At this point about an hour had passed, and I had sent 4 transactions, none of which had even received a single confirmation. Frustration replaced my excitement. The conference was ending, and I resigned to waiting to see if the network would eventually process my transactions.
I started doing a little more research at this point and saw that at times the last block was posted 20 minutes ago and the network was still waiting on a new block. There should be a block about every 10 minutes. I also discovered the hashrate had been worse than cut in half due to the debacle with Bitcoin SV.
Bitcoin Cash had branded itself as the fast and cheap alternative to Bitcoin, yet my experience with it was anything but that.
The transactions did finally confirm and settle — five hours from when I sent the first transaction. Now, we can’t know exactly why this happened. The problem may have been on the wallet side.

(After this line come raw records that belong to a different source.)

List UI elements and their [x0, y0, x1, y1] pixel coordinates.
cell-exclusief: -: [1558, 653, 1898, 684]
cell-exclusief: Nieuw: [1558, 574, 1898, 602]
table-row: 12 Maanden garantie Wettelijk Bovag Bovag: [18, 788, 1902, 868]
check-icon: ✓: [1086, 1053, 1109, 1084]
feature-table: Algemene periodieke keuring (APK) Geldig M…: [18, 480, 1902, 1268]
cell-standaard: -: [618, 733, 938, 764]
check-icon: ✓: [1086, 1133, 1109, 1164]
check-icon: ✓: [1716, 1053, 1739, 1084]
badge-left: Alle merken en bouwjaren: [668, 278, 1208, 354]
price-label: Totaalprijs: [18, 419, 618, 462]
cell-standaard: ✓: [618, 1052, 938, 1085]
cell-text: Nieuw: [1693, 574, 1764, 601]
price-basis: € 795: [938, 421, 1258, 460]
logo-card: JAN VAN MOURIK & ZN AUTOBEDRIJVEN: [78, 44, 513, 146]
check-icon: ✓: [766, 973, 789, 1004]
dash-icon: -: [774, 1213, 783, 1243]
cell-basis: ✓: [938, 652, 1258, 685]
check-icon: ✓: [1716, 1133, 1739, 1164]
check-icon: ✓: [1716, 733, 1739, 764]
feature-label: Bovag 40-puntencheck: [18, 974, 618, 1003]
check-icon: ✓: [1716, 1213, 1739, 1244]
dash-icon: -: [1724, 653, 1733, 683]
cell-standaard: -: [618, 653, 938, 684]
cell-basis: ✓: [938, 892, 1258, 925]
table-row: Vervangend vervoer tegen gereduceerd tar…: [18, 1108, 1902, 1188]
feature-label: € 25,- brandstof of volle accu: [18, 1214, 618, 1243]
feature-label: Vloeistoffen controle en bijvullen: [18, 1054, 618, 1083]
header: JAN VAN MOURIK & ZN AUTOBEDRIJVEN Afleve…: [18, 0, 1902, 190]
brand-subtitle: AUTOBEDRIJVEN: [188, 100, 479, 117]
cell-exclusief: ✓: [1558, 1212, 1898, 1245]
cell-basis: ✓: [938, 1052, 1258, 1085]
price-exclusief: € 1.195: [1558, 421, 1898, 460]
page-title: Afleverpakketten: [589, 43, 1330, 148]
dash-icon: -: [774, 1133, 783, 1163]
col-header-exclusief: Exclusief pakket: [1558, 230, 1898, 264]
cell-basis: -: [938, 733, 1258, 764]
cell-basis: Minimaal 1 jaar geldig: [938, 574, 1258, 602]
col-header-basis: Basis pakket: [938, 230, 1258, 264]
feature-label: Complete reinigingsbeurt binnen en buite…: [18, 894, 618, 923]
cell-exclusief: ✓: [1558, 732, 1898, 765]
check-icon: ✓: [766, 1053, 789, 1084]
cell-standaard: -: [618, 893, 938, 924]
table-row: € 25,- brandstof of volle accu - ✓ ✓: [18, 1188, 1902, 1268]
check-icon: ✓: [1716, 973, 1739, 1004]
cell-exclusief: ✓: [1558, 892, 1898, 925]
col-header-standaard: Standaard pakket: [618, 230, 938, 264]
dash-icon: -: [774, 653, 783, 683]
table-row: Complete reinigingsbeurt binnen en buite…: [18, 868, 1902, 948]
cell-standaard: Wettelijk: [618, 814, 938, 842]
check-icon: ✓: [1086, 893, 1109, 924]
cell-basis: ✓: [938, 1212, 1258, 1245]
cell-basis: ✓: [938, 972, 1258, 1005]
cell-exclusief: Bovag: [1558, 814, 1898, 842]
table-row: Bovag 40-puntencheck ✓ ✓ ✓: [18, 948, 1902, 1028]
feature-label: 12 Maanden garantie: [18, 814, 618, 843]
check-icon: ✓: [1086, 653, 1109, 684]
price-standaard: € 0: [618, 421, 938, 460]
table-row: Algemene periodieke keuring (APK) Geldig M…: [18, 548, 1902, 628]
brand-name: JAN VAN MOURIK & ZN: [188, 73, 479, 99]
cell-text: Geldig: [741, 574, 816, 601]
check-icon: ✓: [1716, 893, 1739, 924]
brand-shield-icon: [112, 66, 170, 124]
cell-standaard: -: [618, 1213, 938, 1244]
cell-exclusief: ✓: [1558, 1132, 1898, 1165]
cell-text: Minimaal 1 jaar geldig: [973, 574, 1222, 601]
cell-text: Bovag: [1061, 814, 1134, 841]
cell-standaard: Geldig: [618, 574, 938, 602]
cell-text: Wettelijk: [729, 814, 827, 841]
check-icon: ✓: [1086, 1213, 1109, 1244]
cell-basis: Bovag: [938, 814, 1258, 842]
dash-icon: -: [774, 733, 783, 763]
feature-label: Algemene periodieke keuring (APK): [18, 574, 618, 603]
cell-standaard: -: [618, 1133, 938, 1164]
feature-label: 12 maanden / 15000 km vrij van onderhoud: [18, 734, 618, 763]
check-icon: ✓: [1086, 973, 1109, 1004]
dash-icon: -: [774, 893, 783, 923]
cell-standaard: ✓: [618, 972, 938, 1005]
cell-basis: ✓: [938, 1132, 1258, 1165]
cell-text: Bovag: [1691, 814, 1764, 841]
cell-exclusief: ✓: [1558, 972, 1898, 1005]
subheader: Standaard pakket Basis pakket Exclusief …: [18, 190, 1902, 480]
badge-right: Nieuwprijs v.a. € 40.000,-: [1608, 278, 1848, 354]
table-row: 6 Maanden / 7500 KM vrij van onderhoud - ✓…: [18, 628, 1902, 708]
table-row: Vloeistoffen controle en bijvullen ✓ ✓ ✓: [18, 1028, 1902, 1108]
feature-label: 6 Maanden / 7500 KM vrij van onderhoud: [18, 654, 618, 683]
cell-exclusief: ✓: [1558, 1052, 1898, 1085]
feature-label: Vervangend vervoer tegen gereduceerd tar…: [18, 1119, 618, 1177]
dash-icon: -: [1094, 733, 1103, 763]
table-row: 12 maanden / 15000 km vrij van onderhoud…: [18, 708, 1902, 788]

The wallet was the official Bitcoin.com wallet, so regardless of whether this was an issue with the wallet or the Bitcoin Cash blockchain, it reflected extremely poorly on Bitcoin.com and Bitcoin Cash.
The entire presentation was about how Bitcoin Cash is a fast alternative to cash (and Bitcoin) and that it should be used as such, yet when I actually attempted to use the network for what was practically the first time I was wishing I just had Bitcoin to send.
Ultimately I concluded that the Bitcoin Cash network appears to have truly suffered some damage due to the Bitcoin SV fork. If you examine the Bitcoin Cash hash power from before the fork to Dec. 15, it lost 80 percent of its previous hashing power. If you measure from its peak November hash power, it dropped from 8095 PH/s to 980 PH/s by December.
The network may be having trouble adjusting to the correct difficulty rate due to the volatility in the hashrate, or it could be suffering from something else that is harder to identify. I observed true abnormalities in the blocktime and the inability for nodes to confirm transactions that had been broadcasted for hours.
So, clearly, Bitcoin Cash has suffered a blow from the Bitcoin SV fork. The lack of cohesion in the community has gotten in the way of achieving the goal of the network, fast and cheap cash. The network has suffered on functionality and security levels due to the fork. Bitcoin Cash and Bitcoin SV have similar hashing power now, so there does not appear to be a true winner from a hash power perspective. This is dangerous to both chains and leaves both of them vulnerable to further discord.
The legacy of Bitcoin Cash is one of forking off, and it is no surprise its legacy produced another fork. The fact that the Bitcoin SV fork occurred indicates that both Bitcoin Cash and Bitcoin SV are vulnerable to additional forks. As long as factions within a community continue to fork off and achieve some sort of gain, it sets the stage for it to happen again… and again.
It seems the most important thing to do for either of these chains is to build a community identity that is greater than merely existing in opposition to another vision. Bitcoin Cash and Bitcoin SV mainly have defined their communities as “Not Bitcoin” or “Not Bitcoin Cash.” They are those that opposed the community created around other visions but only build community cohesion through dissent with a more established community.